One year during my time at Navy Pier I dressed up in the Easter Bunny suit (Sunny Bunny was my name, and it was for money, I didn't just do this for fun) and even though I clearly had a bow in my hair everyone thought I was a boy because the costume was so big and I guess the rabbit is a masculine species so old suburban women kept hitting on me and it was creepy and I kept saying "I'm a girl, I'm a girl, don't sit on me!" But no one could hear me beacause I was in a bunny suit.

Monday, March 17, 2008

Day #2




Oh how I just LOVE ducks!! Ducks are my very favorite animals from childhood and when I was little I was OBSESSED with them and even wanted to be one. I wrote stories about ducks and sang songs about ducks and had ceramic versions of them all over my little pink room. I grew up in a small Swedish town in Kansas and there was a house by the highway that had live ducks living in the front yard and when we would go home from the pool I would make my mother drive by the house in our brown Triumph Spitfire with the convertible top down and I would yell “DUCKIES!!” and watch them run all around and laugh and laugh and laugh because I was simply a ridiculous child.

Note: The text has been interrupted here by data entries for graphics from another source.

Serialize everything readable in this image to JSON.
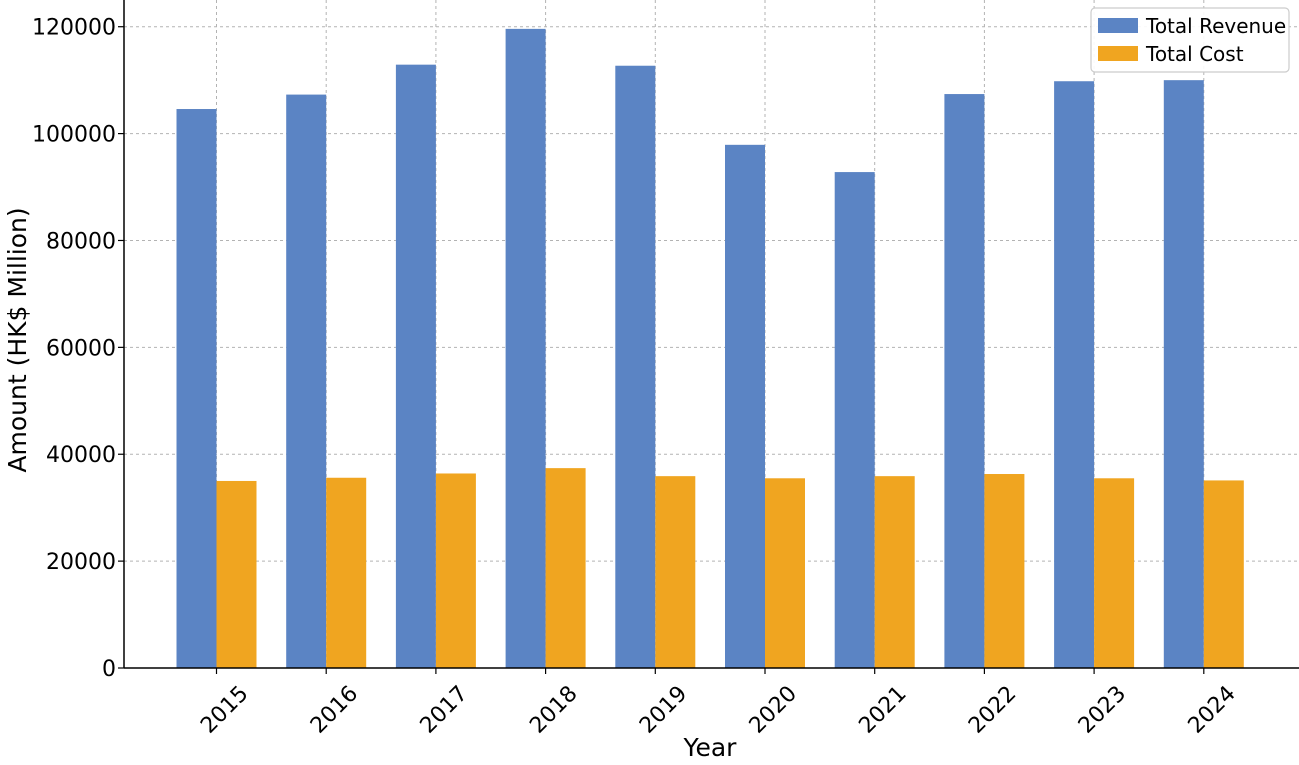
{
  "chart_data": {
    "type": "bar",
    "categories": [
      "2015",
      "2016",
      "2017",
      "2018",
      "2019",
      "2020",
      "2021",
      "2022",
      "2023",
      "2024"
    ],
    "series": [
      {
        "name": "Total Revenue",
        "color": "#5b84c4",
        "values": [
          104600,
          107300,
          112900,
          119600,
          112700,
          97900,
          92800,
          107400,
          109800,
          110000
        ]
      },
      {
        "name": "Total Cost",
        "color": "#f0a520",
        "values": [
          35000,
          35600,
          36400,
          37400,
          35900,
          35500,
          35900,
          36300,
          35500,
          35100
        ]
      }
    ],
    "title": "",
    "xlabel": "Year",
    "ylabel": "Amount (HK$ Million)",
    "ylim": [
      0,
      125000
    ],
    "yticks": [
      0,
      20000,
      40000,
      60000,
      80000,
      100000,
      120000
    ],
    "grid": true,
    "legend_position": "top-right"
  }
}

I have not changed very much.

These ducks are named “Peter Peabody” and “Petunia Peabody” because Peter and Petunia are fairly adorable and traditional barnyard names, and “Peabody” is an homage to the Peabody Hotel ducks who go up the elevator everyday in the famous Memphis landmark hotel. When Petunia gets married, she will most likely take her duck husband’s last name. And won’t that be a nice day.

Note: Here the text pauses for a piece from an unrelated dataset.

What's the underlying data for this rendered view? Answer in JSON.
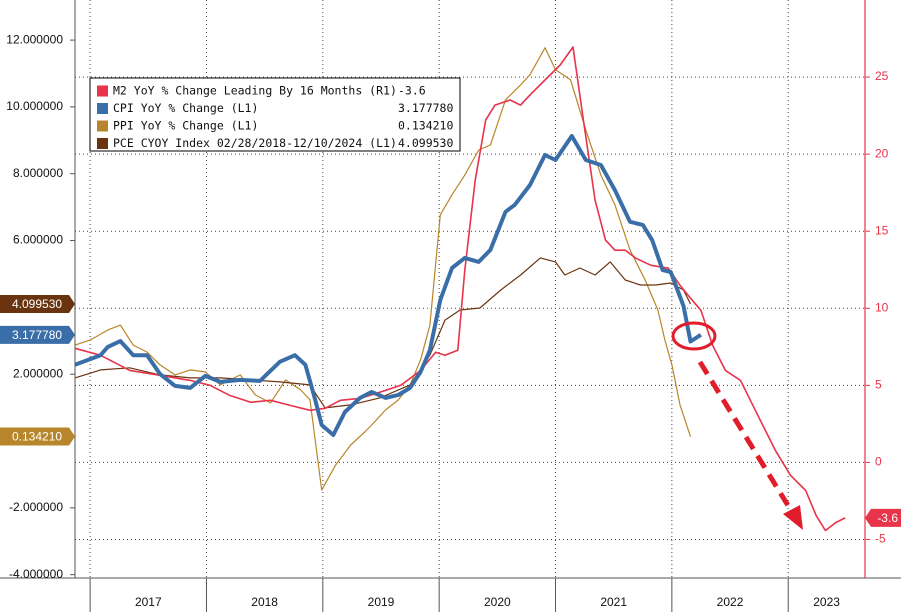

Today is the second day of my fretful late-winter cold and it comes at the WORST time because I have a wine dinner to attend this evening, and it is not acceptable NOT to drink WINE at the WINE DINNER. This is terrible!! Until then, I shall whine.

Sunday, March 16, 2008

Day #1

Oh my, this adorable little pig shall for all time be named "Duchess Penelope Spotsworth de la Barn" but she shall be known (to those familiar with her) as "Penny." Hopefully she will stay little and can come in the house and run around, so I can play with her and dress her in a bonnet and she can play and dine with the cats. My Grandma Maud lived on a farm and she had a little pig that came and lived in the house for a time, but she did not dress it up and it oinked so much she had to put it back in the barn.



I am home sick and can't figure out how to get the cold medicine open. I'm doooooooomed!